Ligue des Champions - Faustine CARTEGNIE (Standard de Liège) : "Ne pas m'arrêter en si bon chemin..."

Dans le monde du football, il existe des parcours atypiques et celui de Faustine Cartégnie ne déroge pas à la règle. Après avoir pas mal bourlingué dans des clubs français et belges plus ou moins modestes, la Française a su s'entrouvrir les portes du haut niveau et de la Ligue des Champions en gagnant sa place au sein de la formation du Standard de Liège. Rencontre.



Le charme de Faustine Cartégnie a opéré au Standard de Liège
Vous avez rejoint le Standard de Liège cet été, pour quelles raisons ?
J'ai signé au Standard de Liège car c'est tout simplement le meilleur club de Belgique et cela depuis quelques années déjà. Il a aussi notamment fini second en Beneleague pour sa première édition et il est inscrit en Ligue des Champions. Je n'ai eu aucun doute, je voulais rejouer au haut niveau et c'était le seul club qui me permettait de le faire. J'ai donc décidé de venir de mon propre gré en fin de saison dernière pour me présenter et montrer mon engagement à retrouver le haut niveau.
Après quelques essais à l entraînement, ils m'ont fait comprendre que si je voulais jouer, ce serait en défense. J'ai alors accepté ce nouveau challenge. Je bénéficie de la confiance du coach et cela me donne beaucoup de confiance, je progresse à chaque match et travaille dur mais la récompense est là, je suis titulaire depuis le début de saison et je l'étais mercredi en Ligue des champions.

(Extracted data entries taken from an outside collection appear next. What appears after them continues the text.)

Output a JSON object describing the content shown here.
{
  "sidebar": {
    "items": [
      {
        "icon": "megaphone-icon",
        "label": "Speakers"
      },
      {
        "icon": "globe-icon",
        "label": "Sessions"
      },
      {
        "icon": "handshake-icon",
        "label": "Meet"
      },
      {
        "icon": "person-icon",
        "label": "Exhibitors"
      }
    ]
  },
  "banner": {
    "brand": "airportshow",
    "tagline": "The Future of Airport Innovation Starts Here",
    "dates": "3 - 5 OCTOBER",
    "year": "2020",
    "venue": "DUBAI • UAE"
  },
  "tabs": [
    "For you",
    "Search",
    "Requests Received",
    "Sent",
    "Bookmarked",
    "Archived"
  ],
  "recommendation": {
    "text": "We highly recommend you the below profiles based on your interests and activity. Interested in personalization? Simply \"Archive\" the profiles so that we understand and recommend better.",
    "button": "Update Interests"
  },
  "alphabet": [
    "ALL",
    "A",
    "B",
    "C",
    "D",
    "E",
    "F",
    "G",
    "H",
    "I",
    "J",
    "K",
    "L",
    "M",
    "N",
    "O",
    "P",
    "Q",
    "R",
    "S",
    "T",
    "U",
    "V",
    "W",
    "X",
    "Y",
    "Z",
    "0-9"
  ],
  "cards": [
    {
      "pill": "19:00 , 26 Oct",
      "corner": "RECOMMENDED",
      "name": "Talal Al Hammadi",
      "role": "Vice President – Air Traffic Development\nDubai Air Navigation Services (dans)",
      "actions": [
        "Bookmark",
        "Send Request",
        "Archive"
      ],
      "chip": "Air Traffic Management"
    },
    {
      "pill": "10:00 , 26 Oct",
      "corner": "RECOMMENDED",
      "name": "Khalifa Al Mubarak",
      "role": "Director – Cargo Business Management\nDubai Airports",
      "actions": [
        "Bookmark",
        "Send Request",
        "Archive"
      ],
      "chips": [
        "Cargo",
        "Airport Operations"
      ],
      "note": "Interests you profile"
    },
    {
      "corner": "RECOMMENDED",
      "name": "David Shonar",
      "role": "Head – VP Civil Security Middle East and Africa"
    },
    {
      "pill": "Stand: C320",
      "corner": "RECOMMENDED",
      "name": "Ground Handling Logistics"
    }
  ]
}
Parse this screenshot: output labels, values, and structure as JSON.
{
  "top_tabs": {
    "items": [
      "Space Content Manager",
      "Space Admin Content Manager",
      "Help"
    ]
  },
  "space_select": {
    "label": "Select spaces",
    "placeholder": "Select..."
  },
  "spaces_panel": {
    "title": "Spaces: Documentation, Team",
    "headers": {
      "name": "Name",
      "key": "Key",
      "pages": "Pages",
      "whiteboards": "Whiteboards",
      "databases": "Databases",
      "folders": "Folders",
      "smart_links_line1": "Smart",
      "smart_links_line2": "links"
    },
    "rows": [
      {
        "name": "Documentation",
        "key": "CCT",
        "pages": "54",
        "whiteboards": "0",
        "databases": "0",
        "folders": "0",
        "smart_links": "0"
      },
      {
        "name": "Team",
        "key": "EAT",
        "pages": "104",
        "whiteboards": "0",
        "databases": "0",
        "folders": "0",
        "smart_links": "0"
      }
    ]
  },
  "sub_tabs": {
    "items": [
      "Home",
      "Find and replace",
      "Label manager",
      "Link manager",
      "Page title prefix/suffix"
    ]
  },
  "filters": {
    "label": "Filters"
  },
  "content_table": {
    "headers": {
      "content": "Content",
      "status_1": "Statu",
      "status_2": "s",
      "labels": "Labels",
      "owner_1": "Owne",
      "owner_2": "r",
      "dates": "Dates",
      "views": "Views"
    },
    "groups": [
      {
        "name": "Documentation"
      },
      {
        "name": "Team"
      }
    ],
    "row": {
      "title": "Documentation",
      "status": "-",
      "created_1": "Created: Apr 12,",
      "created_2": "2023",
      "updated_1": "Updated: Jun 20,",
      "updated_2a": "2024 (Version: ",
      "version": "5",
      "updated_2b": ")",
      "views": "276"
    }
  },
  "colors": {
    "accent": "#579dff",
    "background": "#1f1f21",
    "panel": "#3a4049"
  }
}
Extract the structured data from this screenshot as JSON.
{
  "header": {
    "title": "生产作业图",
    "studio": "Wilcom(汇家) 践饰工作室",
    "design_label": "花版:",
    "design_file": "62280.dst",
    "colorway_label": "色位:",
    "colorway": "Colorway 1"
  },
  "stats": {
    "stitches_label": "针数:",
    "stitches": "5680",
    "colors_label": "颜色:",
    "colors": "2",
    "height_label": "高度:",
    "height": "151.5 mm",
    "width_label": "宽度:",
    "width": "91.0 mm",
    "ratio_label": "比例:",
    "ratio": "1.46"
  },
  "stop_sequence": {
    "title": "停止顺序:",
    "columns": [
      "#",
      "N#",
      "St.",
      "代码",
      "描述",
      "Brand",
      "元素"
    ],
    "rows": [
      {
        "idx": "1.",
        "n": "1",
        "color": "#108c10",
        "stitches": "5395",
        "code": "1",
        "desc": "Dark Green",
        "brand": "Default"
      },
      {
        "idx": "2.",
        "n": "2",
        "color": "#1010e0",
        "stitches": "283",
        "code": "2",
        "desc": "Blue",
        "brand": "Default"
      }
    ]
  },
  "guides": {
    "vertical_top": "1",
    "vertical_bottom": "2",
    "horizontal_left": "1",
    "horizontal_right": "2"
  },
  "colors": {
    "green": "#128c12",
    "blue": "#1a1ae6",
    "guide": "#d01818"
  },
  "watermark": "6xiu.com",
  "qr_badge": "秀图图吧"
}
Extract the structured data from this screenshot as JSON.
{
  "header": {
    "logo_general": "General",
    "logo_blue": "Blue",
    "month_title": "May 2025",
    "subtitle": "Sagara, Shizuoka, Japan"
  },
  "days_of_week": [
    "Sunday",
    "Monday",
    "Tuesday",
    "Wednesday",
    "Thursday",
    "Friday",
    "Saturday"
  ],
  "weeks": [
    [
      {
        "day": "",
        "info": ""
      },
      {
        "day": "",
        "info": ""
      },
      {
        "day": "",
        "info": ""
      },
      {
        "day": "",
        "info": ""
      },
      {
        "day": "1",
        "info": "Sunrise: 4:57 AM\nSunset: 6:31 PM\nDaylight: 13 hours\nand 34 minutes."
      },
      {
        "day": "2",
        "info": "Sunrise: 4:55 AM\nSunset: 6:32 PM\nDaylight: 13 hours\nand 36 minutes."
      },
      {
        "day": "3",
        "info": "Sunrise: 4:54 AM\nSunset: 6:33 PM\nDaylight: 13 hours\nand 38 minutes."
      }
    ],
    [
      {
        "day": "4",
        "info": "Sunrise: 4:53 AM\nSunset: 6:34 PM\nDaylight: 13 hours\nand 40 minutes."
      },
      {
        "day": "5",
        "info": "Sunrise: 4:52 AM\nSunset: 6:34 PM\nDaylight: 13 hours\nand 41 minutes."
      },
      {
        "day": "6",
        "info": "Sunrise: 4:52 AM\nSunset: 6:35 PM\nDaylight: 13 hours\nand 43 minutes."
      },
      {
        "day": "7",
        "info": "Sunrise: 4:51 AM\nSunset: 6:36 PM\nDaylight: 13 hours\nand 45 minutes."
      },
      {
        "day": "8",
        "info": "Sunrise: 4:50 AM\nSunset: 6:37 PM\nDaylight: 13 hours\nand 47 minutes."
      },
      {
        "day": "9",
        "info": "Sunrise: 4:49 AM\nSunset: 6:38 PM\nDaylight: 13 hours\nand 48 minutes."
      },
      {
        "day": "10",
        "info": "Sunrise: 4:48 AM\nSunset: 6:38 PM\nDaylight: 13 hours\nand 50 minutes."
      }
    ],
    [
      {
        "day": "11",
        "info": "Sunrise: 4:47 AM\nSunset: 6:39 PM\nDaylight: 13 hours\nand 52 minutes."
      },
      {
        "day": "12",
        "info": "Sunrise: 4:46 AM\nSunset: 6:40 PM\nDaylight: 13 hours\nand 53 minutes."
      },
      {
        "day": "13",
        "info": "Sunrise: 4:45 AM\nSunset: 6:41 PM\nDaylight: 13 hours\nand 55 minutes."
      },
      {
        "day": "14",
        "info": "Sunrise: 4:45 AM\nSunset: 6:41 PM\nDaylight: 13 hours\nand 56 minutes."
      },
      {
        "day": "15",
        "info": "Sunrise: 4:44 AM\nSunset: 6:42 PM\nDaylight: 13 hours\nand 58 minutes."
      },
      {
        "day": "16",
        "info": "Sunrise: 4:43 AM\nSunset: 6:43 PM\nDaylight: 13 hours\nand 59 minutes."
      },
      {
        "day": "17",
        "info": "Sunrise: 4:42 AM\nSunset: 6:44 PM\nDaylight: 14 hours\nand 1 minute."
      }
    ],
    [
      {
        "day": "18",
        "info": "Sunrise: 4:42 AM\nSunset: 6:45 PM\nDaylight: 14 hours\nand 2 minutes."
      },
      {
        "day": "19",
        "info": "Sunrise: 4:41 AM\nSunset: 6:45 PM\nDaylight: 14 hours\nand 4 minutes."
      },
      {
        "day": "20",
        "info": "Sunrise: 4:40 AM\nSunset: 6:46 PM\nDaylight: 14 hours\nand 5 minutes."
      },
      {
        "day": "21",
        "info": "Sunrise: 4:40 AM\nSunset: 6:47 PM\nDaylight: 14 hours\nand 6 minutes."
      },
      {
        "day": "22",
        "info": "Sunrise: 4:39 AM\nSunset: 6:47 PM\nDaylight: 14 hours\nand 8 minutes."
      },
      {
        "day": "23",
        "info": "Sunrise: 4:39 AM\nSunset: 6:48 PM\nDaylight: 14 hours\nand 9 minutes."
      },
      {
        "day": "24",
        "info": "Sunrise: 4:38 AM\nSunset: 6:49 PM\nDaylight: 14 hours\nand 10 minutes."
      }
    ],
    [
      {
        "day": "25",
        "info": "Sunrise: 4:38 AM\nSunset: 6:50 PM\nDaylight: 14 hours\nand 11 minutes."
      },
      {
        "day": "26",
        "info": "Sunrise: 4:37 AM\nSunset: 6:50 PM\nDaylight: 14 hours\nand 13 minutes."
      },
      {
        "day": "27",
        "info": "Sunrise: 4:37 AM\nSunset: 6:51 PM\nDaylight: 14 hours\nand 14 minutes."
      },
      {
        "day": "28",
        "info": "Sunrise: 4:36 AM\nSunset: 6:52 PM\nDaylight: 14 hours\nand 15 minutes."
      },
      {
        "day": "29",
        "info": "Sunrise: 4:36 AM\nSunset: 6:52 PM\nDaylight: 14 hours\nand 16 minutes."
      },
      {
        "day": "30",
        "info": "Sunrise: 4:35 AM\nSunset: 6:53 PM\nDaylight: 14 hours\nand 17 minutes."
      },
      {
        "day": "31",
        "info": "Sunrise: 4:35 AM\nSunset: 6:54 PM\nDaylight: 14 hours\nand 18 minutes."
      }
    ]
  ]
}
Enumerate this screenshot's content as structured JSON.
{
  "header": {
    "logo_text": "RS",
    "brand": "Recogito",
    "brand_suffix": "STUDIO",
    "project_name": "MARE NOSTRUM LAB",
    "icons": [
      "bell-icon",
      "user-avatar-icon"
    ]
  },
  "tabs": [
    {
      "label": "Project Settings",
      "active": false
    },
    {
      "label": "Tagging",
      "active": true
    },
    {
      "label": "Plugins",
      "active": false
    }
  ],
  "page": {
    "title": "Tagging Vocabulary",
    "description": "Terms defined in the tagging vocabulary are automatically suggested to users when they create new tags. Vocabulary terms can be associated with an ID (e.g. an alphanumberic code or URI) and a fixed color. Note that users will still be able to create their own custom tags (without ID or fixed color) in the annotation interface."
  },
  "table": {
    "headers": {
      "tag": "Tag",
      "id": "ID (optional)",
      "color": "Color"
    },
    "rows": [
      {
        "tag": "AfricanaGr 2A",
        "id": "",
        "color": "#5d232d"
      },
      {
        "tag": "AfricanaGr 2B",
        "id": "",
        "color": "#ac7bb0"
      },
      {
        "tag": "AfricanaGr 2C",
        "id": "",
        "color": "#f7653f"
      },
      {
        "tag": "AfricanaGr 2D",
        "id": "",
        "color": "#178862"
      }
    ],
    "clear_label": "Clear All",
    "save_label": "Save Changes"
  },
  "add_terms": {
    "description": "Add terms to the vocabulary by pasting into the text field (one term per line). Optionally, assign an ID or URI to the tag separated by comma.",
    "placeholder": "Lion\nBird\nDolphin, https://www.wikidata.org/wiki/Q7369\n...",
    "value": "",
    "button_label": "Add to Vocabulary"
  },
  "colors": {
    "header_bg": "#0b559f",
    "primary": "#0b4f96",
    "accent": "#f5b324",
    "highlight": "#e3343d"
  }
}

Justement, il s'agissait de votre premier match de Ligue des Champions, comment cela s’est passé (sur le plan personnel et collectif?
Je suis très fière de jouer cette compétition. Quelle joueuse ou joueur ne rêve pas un jour de la disputer et c'est pour ce genre de match que je suis venue à Liège. Jouer dans l'enfer de Sclessin devant deux mille cinq cent personnes. Nous avons fait match nul contre les championnes d'Ecosse, ce qui n est pas un si mauvais résultat même si nous aurions préféré l'emporter à domicile, après avoir mené deux fois au score.
Je pense avoir fait un bon match, répondu présente à cet évènement et avoir encore appris beaucoup. Aller gagner à Glasgow ne sera pas une mince affaire mais nous avons les qualités et la volonté pour le faire.

"Le Standard serait dans les six premiers en France..."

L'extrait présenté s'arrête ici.